Picture the scene: It’s a cold, wet December evening, Christmas is coming and I’m nowhere near ready for it. I’ve run out of wrapping paper, in the middle of a present-wrapping marathon; the cat has made off with the Sellotape roll; my to-do list is getting longer; my money is running out; the boiler is playing up; and I seem to have had a cold since mid-October. It’s fair to say I’m not feeling Christmassy.

“All this fuss, for one day!” I mutter, stringing up the paltry half dozen Christmas cards I have received so far - despite sending out about 40 of them. “Stamps! Stamps cost a fortune,” I chunter, stepping backwards off the coffee table I’m perched on to hang the cards up. Sprawled on the floor, I spot the missing Sellotape under the sofa. I reach for it, like it’s a life raft, and it rolls further away. “I can’t be doing with this! Christmas can get lost,” I whimper, trying to get up with all the dignity of a circus elephant.

It’s at this point that the Ghost of Christmas Past turns up, to show me the true meaning of it all.

I say ghost - it’s actually an old Christmas special of The Repair Shop, but it does the job. Five minutes in, I’m welling up.

Who cares if it was probably filmed in August? Who cares if the repair team don’t really work in the barn every day (although I like to think they do). It’s the loveliest programme on TV.

It’s a simple format - people bring in cherished items that tell a family story or a slice of social history, but have seen better days. A team of experts in various fields, clock-mending to ceramics, carpentry to saddle-making, set to work on the treasured possessions, restoring them to how they originally looked.

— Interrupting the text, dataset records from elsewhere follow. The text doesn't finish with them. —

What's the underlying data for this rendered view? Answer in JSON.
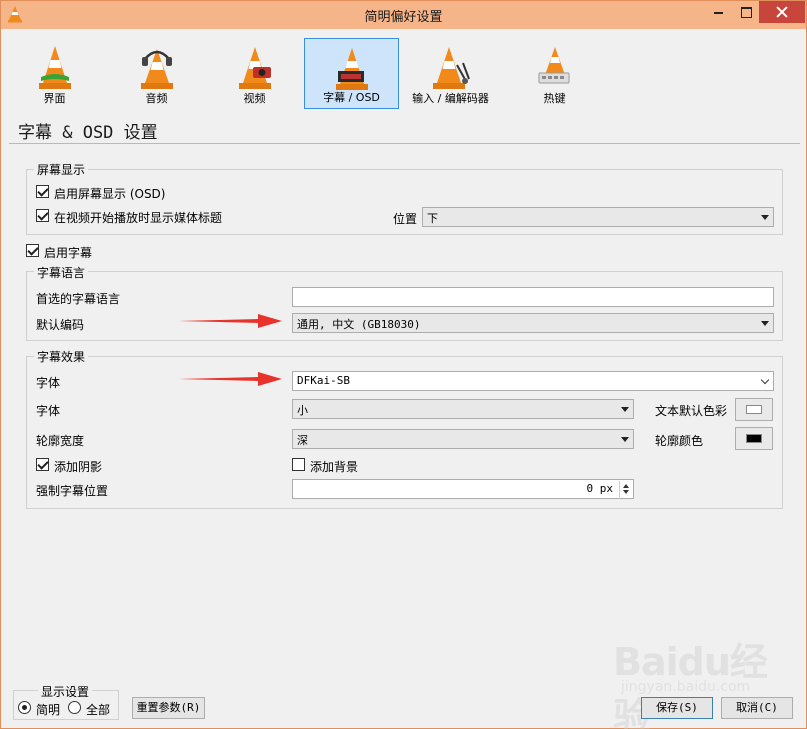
{
  "window": {
    "title": "简明偏好设置"
  },
  "categories": [
    {
      "label": "界面",
      "icon": "interface-cone-icon",
      "selected": false
    },
    {
      "label": "音频",
      "icon": "audio-cone-icon",
      "selected": false
    },
    {
      "label": "视频",
      "icon": "video-cone-icon",
      "selected": false
    },
    {
      "label": "字幕 / OSD",
      "icon": "subtitle-osd-cone-icon",
      "selected": true
    },
    {
      "label": "输入 / 编解码器",
      "icon": "input-codec-cone-icon",
      "selected": false
    },
    {
      "label": "热键",
      "icon": "hotkeys-cone-icon",
      "selected": false
    }
  ],
  "section": {
    "title": "字幕 & OSD 设置"
  },
  "osd_group": {
    "title": "屏幕显示",
    "enable_osd": {
      "label": "启用屏幕显示 (OSD)",
      "checked": true
    },
    "show_title": {
      "label": "在视频开始播放时显示媒体标题",
      "checked": true
    },
    "position_label": "位置",
    "position_value": "下"
  },
  "enable_subtitles": {
    "label": "启用字幕",
    "checked": true
  },
  "subtitle_language": {
    "title": "字幕语言",
    "preferred_label": "首选的字幕语言",
    "preferred_value": "",
    "encoding_label": "默认编码",
    "encoding_value": "通用, 中文 (GB18030)"
  },
  "subtitle_effects": {
    "title": "字幕效果",
    "font_label": "字体",
    "font_value": "DFKai-SB",
    "size_label": "字体",
    "size_value": "小",
    "text_color_label": "文本默认色彩",
    "text_color": "#ffffff",
    "outline_label": "轮廓宽度",
    "outline_value": "深",
    "outline_color_label": "轮廓颜色",
    "outline_color": "#000000",
    "shadow": {
      "label": "添加阴影",
      "checked": true
    },
    "background": {
      "label": "添加背景",
      "checked": false
    },
    "force_position_label": "强制字幕位置",
    "force_position_value": "0 px"
  },
  "display_settings": {
    "title": "显示设置",
    "simple_label": "简明",
    "simple_checked": true,
    "all_label": "全部",
    "all_checked": false
  },
  "buttons": {
    "reset": "重置参数(R)",
    "save": "保存(S)",
    "cancel": "取消(C)"
  },
  "watermark": {
    "text": "Baidu经验",
    "sub": "jingyan.baidu.com"
  },
  "colors": {
    "title_bar": "#f6b489",
    "close_button": "#c7453b",
    "selected_category": "#cde4fb",
    "annotation_arrow": "#e8322c"
  }
}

A mechanical doll was among the items in the Christmas special. “I can’t be repaired, but Susie can,” said Maureen, who brought in the doll, which helped her to walk while in quarantine with childhood polio - a disease that had returned in later life.

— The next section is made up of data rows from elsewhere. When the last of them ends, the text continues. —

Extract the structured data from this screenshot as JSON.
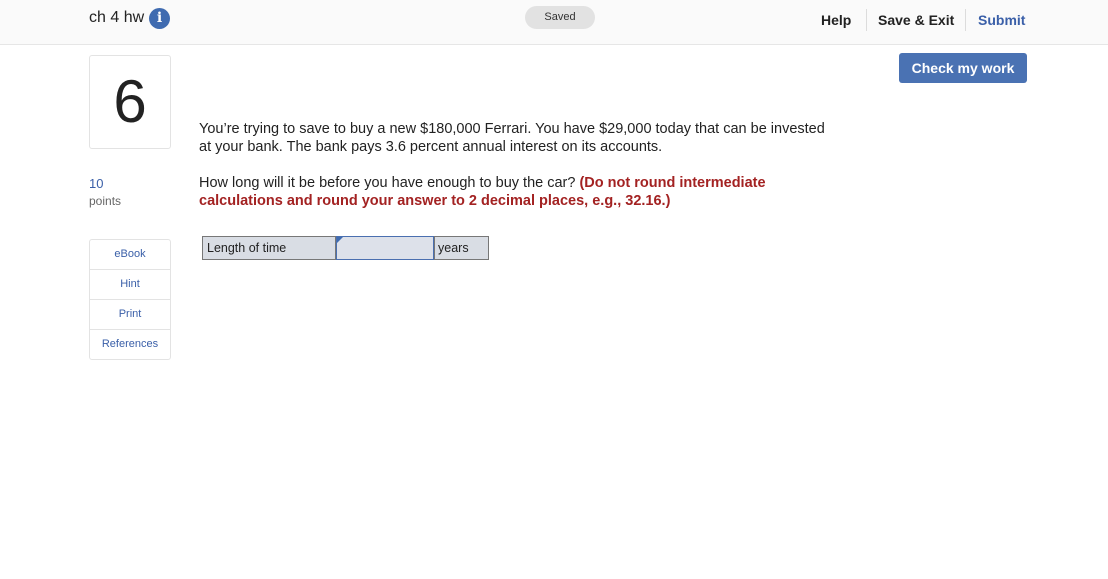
{
  "header": {
    "assignment_title": "ch 4 hw",
    "status": "Saved",
    "help_label": "Help",
    "save_exit_label": "Save & Exit",
    "submit_label": "Submit"
  },
  "toolbar": {
    "check_label": "Check my work"
  },
  "question": {
    "number": "6",
    "points_value": "10",
    "points_label": "points",
    "paragraph1": "You’re trying to save to buy a new $180,000 Ferrari. You have $29,000 today that can be invested at your bank. The bank pays 3.6 percent annual interest on its accounts.",
    "paragraph2_text": "How long will it be before you have enough to buy the car? ",
    "paragraph2_emphasis": "(Do not round intermediate calculations and round your answer to 2 decimal places, e.g., 32.16.)"
  },
  "answer": {
    "label": "Length of time",
    "value": "",
    "unit": "years"
  },
  "resources": [
    "eBook",
    "Hint",
    "Print",
    "References"
  ],
  "colors": {
    "accent": "#4a72b3",
    "link": "#3a5fa8",
    "emphasis": "#a32222",
    "info_icon": "#3f6bb0"
  },
  "icons": {
    "info": "info-icon"
  }
}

A restored train set brought joy to a man with MND, who’d played with it in Kenya as a child with his cousin. An old German Christmas decoration, rotating for the first time in years, lit up the eyes of a grandfather with dementia. A beloved harmonium, broken and silent since its owner died, played carols once again, to the delight of his daughter and granddaughter. I rarely cry - I think I’ve only cried once this year, at a clip on Gogglebox of a turtle being released into the sea - but The Repair Shop moved me to tears. If this show doesn’t bring a tear to your eye, you’re pretty much made of stone.

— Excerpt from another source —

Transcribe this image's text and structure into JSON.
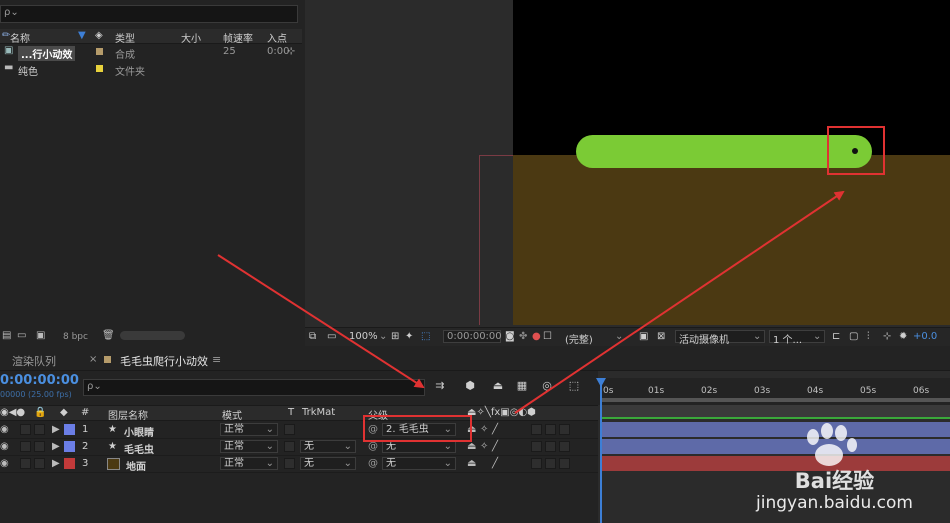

In a throwaway age, it reminds us that things can be mended and given new life, thanks to traditional skills, crafts and a lot of patience. Everything is done by hand, lovingly and painstakingly. Each treasured keepsake - a rocking horse that lost its rock, a violin that survived the Holocaust, a dilapidated Chopper bike holding memories of a special Christmas morning, a shabby teddy bear belonging to a wartime evacuee - is treated with great care by this remarkable little team of artisans, before being handed back to its family. Sometimes there are tears, gasps of delight, sometimes a quiet smile. There’s always a heartfelt “Thank you”. But there is nothing mawkish about this programme. It is simply joyful.

The Repair Shop is, of course, hugely popular, but if you haven’t yet watched it, please do. It has restored my faith in humanity. As the credits rolled, I wasn’t exactly dancing around the house, calling out of the window to a Victorian street urchin to buy the biggest turkey he could find. But I did get over myself. I looked at the Christmas cards hanging up and was reminded that those people had made the effort to write and post them (I’ve since had a few more). Despite running out of wrapping paper, I’m lucky I have loved ones to give presents to. My boiler hasn’t quite packed up yet, everything on the to-do list will get done, and I’ve finally found the Sellotape. I’m thankful for small pleasures. Happy Christmas.